To this point, we have focused entirely on probability spaces \((S,P)\) with \(S\) a finite set. More generally, probability spaces are defined where \(S\) is an infinite set. When \(S\) is countably infinite, we can still define \(P\) on the members of \(S\), and now \(\sum_{x\in S} P(x)\) is an infinite sum which converges absolutely (since all terms are non-negative) to \(1\). When \(S\) is uncountable, \(P\) is not defined on \(S\). Instead, the probability function is defined on a family of subsets of \(S\). Given our emphasis on finite sets and combinatorics, we will discuss the first case briefly and refer students to texts that focus on general concepts from probability and statistics for the second.


Consider the following game. Nancy rolls a single die. She wins if she rolls a six. If she rolls any other number, she then rolls again and again until the first time that one of the following two situations occurs: (1) she rolls a six, which now this results in a loss or (2) she rolls the same number as she got on her first roll, which results in a win. As an example, here are some sequences of rolls that this game might take:

  1. \((4,2,3,5,1,1,1,4)\). Nancy wins!

  2. \((6)\). Nancy wins!

  3. \((5,2, 3,2,1,6)\). Nancy loses. Ouch.

So what is the probability that Nancy will win this game?
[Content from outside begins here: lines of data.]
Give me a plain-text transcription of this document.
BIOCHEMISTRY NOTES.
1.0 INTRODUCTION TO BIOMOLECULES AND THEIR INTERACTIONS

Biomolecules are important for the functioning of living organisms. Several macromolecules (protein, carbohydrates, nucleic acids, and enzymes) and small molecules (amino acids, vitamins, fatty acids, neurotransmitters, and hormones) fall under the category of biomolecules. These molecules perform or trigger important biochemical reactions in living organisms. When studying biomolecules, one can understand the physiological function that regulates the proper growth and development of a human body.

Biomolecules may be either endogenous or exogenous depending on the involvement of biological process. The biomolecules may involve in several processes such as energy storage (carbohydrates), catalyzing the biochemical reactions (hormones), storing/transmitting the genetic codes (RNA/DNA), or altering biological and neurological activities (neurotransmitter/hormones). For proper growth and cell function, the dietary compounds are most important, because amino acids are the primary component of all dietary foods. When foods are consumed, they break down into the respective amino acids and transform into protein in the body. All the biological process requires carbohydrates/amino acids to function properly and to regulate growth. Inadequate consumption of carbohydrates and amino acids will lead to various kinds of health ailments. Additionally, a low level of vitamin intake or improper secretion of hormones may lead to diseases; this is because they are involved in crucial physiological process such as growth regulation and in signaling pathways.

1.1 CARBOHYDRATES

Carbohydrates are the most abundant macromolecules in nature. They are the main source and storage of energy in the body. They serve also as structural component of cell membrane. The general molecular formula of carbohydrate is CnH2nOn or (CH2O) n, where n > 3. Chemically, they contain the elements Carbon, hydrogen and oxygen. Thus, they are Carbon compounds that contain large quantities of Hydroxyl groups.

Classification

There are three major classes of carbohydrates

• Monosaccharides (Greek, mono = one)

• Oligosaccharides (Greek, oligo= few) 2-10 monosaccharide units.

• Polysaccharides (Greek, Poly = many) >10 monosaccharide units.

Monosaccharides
Nancy can win with a six on the first roll. That has probability \(1/6\). Then she might win on round \(n\) where \(n\ge2\). To accomplish this, she has a \(5/6\) chance of rolling a number other than six on the first roll; a \(4/6\) chance of rolling something that avoids a win/loss decision on each of the rolls, \(2\) through \(n-1\) and then a \(1/6\) chance of rolling the matching number on round \(n\). So the probability of a win is given by: \begin{equation*} \frac{1}{6}+\sum_{n\ge 2}\frac{5}{6}\left(\frac{4}{6}\right)^{n-2}\frac{1}{6} = \frac{7}{12}. \end{equation*}


You might think that something slightly more general is lurking in the background of the preceding example—and it is. Suppose we have two disjoint events \(A\) and \(B\) in a probability space \((S,P)\) and that \(P(A)+P(B)\lt 1\). Then suppose we make repeated samples from this space with each sample independent of all previous ones. Call it a win if event \(A\) holds and a loss if event \(B\) holds. Otherwise, it's a tie and we sample again. Now the probability of a win is: \begin{equation*} P(A)+P(A)\sum_{n\ge 1}(1-P(A)-P(B))^n=\frac{P(A)}{P(A)+P(B)}. \end{equation*}